Mechanisch gesehen zeigen sich heutige Motoren und Getriebe so robust und langlebig wie nie zuvor. Aber: Anders als früher erreichen moderne Autos deutlich höhere Kilometerlaufleistungen. Die Folge: Fahrzeughalter müssen mit Verschleißreparaturen im Antrieb in einer Weise rechnen – beispielsweise an der Kupplung und den Antriebswellen – mit der sie vor etlichen Jahren gar nicht konfrontiert wurden.

Kosten

Die höheren Laufleistungen bedingen meist auch ein höheres Alter der Fahrzeuge. Entsprechend gering ist dann die Bereitschaft der Besitzer, viel Geld in die Reparatur zu stecken. Doch Ersatzteile, die nicht perfekt an den Einsatz im jeweiligen Fahrzeug angepasst sind, können im Nachhinein teuer werden – etwa wenn sie nicht exakt passen oder nach kurzer Laufleistung defekt sind. Dies sollte eine Werkstatt ihren Kunden, aber auch sich selbst ersparen. Denn: Ebenfalls anders als in der Vergangenheit ist heute ein modernes Getriebe im Falle einer Reklamation nicht „mal eben schnell“ ausgebaut.

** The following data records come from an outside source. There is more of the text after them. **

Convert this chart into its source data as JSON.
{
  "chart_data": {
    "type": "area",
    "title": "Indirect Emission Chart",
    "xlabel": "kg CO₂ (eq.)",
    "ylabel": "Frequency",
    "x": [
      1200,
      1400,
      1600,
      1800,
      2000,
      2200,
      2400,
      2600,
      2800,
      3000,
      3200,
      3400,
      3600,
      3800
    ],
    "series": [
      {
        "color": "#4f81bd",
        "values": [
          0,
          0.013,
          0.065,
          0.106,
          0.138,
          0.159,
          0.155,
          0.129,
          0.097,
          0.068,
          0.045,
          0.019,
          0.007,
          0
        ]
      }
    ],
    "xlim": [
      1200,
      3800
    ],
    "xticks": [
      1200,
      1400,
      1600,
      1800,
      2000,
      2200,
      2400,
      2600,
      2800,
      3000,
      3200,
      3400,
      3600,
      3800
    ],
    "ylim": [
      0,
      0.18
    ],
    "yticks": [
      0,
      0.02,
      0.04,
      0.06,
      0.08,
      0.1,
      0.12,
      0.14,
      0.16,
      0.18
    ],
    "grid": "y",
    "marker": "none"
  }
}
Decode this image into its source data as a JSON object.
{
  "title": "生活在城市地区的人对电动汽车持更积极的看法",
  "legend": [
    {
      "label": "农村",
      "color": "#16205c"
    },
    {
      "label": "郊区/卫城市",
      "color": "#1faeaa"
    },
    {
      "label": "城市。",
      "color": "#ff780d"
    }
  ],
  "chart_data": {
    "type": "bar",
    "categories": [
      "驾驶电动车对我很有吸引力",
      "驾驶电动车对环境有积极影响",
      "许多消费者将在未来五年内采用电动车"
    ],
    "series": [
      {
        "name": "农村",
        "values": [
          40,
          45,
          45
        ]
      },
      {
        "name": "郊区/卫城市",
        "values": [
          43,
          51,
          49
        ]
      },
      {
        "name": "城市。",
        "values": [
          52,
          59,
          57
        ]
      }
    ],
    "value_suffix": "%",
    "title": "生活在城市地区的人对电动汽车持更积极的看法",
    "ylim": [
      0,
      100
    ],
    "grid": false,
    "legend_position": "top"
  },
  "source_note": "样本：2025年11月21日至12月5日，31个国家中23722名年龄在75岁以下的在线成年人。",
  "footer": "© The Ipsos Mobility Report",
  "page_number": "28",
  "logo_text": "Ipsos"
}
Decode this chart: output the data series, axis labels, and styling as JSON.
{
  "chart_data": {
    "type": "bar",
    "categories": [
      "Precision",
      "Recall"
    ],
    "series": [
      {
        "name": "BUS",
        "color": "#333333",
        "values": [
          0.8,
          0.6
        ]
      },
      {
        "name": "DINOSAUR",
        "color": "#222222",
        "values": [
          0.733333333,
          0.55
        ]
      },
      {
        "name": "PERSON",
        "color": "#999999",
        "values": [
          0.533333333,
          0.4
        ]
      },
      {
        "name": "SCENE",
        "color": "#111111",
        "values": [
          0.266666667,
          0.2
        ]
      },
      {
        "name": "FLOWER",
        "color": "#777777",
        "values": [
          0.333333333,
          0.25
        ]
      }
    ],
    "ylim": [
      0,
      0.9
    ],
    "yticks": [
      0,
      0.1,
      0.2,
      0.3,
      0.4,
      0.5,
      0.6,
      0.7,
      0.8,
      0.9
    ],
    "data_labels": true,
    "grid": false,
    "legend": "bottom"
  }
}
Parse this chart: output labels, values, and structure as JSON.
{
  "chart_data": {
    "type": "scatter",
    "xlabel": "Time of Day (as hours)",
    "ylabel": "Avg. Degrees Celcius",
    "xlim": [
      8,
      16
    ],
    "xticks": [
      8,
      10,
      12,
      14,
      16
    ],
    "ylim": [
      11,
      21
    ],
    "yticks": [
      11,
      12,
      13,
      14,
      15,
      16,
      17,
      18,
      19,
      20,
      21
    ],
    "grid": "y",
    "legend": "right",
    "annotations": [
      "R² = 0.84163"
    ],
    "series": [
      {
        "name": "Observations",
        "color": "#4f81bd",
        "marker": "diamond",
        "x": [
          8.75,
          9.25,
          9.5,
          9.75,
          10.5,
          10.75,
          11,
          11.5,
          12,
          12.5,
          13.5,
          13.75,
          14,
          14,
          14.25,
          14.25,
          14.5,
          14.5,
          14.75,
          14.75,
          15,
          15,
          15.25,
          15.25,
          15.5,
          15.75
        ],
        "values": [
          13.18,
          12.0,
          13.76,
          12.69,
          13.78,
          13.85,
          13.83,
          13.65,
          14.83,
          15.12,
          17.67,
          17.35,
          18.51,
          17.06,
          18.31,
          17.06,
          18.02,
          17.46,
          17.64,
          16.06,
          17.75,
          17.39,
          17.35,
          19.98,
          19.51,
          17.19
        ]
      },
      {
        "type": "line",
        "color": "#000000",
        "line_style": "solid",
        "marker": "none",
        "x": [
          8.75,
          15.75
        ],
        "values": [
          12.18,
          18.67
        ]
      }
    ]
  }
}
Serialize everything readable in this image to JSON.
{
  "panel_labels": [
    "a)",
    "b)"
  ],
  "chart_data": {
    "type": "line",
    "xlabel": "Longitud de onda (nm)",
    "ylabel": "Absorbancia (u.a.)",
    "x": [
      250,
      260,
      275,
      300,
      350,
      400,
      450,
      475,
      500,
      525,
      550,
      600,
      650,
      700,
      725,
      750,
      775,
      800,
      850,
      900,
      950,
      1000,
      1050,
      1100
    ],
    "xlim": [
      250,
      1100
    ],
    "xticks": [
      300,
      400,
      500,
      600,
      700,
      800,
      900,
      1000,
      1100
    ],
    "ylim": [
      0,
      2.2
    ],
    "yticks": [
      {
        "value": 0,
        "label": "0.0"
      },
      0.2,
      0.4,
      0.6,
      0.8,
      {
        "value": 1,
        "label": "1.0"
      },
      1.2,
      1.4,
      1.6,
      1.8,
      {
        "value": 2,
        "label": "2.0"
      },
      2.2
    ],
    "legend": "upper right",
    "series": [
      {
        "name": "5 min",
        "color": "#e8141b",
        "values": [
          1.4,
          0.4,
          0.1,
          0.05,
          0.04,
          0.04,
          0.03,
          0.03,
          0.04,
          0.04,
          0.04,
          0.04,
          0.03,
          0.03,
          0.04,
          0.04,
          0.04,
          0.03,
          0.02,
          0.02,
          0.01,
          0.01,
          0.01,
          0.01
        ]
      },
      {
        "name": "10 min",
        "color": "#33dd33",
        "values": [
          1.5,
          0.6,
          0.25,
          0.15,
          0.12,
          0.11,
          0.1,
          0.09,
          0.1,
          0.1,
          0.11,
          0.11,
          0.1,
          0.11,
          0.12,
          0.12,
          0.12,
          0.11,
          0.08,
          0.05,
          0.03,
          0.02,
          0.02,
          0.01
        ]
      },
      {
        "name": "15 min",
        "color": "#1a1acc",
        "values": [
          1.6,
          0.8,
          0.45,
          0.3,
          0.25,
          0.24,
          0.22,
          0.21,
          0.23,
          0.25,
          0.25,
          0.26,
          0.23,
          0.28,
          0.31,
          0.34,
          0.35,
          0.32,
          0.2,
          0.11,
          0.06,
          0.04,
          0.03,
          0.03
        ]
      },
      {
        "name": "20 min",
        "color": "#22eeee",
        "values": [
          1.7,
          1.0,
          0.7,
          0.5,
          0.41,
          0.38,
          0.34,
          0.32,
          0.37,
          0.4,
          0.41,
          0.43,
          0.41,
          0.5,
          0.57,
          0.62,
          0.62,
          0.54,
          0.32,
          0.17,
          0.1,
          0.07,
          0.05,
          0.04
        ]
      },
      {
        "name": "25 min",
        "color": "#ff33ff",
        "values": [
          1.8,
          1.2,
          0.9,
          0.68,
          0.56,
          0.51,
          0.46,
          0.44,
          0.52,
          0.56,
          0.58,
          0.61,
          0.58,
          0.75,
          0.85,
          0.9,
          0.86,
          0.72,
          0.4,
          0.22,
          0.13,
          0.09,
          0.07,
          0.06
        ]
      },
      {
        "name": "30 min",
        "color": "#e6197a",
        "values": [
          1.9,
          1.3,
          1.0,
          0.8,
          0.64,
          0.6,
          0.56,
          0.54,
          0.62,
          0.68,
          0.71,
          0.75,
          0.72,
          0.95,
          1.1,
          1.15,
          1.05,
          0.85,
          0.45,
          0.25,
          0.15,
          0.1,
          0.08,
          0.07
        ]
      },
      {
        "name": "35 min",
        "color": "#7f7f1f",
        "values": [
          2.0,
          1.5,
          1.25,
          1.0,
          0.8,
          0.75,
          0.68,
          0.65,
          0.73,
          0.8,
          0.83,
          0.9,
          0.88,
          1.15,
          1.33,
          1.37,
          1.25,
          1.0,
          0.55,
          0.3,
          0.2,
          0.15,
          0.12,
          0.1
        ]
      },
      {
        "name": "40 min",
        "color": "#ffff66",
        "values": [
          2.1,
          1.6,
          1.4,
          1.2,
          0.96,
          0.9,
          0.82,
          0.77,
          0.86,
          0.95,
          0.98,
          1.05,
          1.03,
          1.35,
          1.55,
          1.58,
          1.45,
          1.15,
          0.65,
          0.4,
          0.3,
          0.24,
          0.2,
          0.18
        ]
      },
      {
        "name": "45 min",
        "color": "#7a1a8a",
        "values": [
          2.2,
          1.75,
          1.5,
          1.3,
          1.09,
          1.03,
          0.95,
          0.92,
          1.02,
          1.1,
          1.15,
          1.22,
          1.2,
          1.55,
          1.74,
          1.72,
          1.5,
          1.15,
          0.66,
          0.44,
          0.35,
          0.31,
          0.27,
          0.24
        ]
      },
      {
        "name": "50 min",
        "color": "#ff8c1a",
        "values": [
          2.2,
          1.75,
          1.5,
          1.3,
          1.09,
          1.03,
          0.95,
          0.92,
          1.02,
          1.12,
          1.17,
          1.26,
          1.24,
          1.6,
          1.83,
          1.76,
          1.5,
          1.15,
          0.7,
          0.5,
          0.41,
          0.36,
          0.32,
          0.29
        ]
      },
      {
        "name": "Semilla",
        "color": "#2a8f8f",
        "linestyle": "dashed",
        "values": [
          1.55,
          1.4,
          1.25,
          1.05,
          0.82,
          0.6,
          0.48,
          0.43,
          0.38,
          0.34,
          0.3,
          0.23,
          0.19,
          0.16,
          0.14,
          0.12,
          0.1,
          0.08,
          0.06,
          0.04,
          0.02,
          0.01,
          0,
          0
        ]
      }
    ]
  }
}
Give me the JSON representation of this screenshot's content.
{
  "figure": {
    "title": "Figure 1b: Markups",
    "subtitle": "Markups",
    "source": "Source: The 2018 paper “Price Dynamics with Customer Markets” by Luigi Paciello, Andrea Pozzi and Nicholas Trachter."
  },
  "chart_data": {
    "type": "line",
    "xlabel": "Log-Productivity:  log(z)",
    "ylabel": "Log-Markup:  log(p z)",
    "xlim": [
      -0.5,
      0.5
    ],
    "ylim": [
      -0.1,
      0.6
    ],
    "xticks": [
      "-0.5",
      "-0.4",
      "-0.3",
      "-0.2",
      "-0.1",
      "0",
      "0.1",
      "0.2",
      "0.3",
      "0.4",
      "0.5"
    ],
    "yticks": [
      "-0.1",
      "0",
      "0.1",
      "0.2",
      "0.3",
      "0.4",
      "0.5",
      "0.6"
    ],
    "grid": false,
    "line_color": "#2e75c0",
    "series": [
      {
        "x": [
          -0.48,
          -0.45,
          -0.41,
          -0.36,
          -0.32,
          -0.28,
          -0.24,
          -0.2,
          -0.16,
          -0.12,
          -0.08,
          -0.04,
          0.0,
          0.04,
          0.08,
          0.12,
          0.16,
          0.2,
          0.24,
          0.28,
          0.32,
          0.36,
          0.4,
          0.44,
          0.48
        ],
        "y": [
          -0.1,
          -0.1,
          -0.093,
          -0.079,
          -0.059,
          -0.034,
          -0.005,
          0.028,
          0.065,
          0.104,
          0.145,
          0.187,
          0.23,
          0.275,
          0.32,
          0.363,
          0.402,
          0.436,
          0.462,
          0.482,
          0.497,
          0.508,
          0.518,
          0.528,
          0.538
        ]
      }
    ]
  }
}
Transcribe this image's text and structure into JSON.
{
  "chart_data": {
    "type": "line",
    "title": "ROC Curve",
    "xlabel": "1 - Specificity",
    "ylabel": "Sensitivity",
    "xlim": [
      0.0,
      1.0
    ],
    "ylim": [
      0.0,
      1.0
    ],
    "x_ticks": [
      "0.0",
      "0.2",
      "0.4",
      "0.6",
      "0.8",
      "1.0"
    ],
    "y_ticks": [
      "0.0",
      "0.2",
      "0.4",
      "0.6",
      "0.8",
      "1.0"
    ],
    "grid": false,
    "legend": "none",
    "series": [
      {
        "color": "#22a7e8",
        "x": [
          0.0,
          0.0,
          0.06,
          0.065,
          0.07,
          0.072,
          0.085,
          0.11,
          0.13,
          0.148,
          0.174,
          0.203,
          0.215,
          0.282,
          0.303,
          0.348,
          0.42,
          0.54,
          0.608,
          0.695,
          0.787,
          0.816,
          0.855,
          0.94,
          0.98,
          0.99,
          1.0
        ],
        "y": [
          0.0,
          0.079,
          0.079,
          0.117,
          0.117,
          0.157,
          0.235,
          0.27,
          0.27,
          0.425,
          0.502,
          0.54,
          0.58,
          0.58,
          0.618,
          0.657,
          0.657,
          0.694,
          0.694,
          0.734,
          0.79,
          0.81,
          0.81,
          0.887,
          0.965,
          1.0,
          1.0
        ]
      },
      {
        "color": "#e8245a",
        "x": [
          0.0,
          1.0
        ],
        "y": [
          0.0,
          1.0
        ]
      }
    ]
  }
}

Kompetente Antworten und Unterstützung vom Profi

Um trotzdem preislich attraktive Instandsetzungsarbeiten anbieten zu können, sollten Kfz- Betriebe mit Markenpartnern zusammenarbeiten, die mehr können als nur einzelne und vermeintlich günstige Ersatzteile liefern. Denn was nutzt beispielsweise eine günstige Ersatzkupplung, wenn etwa Befestigungsteile einzeln dazu bestellt werden müssen und das nötige Spezialwerkzeug fehlt?
Wenn die Kupplung rutscht, rupft, nicht richtig trennt oder seltsame Geräusche macht, ist die Werkstatt mit ihrem Fachwissen gefragt. Ist überhaupt das vermutete Bauteil Ursache für die Funktionsstörung? Liegt die Ursache vielleicht in einem dazugehörigen Betätigungselement wie Kupplungsseil, Zentralausrücker, Geber- und Nehmerzylinder oder Pilotlager begründet? Oder ist umgekehrt das defekte Zweimassenschwungrad für Drehschwingungen verantwortlich, die die Elektronik des Fahrzeugs „durcheinanderbringen“ und die Motorchecklampe aufleuchten lassen? Beispiel Antriebswelle: Hat die Störung des ABS-Systems vielleicht ihre Ursache in einem ABS-Ring, den der Anbieter eine qualitativ minderwertigen Antriebswelle schief auf diese aufgepresst hat? Liegt das Knacken im Antrieb nicht in einem defekten Radlager, sondern in der erst kürzlich eingebauten Antriebswelle, die aufgrund mangelhafter Materialgüte dabei ist, sich selbst aufzulösen und – im schlimmsten Fall – abgerissen als „Propeller“ am Unterboden, bis hinein in den Fahrgastraum wüten kann? Oder knackt diese, weil sie einfach nur zu hohe Speilpassung von Zwischenwelle und Kugelkäfig aufweist?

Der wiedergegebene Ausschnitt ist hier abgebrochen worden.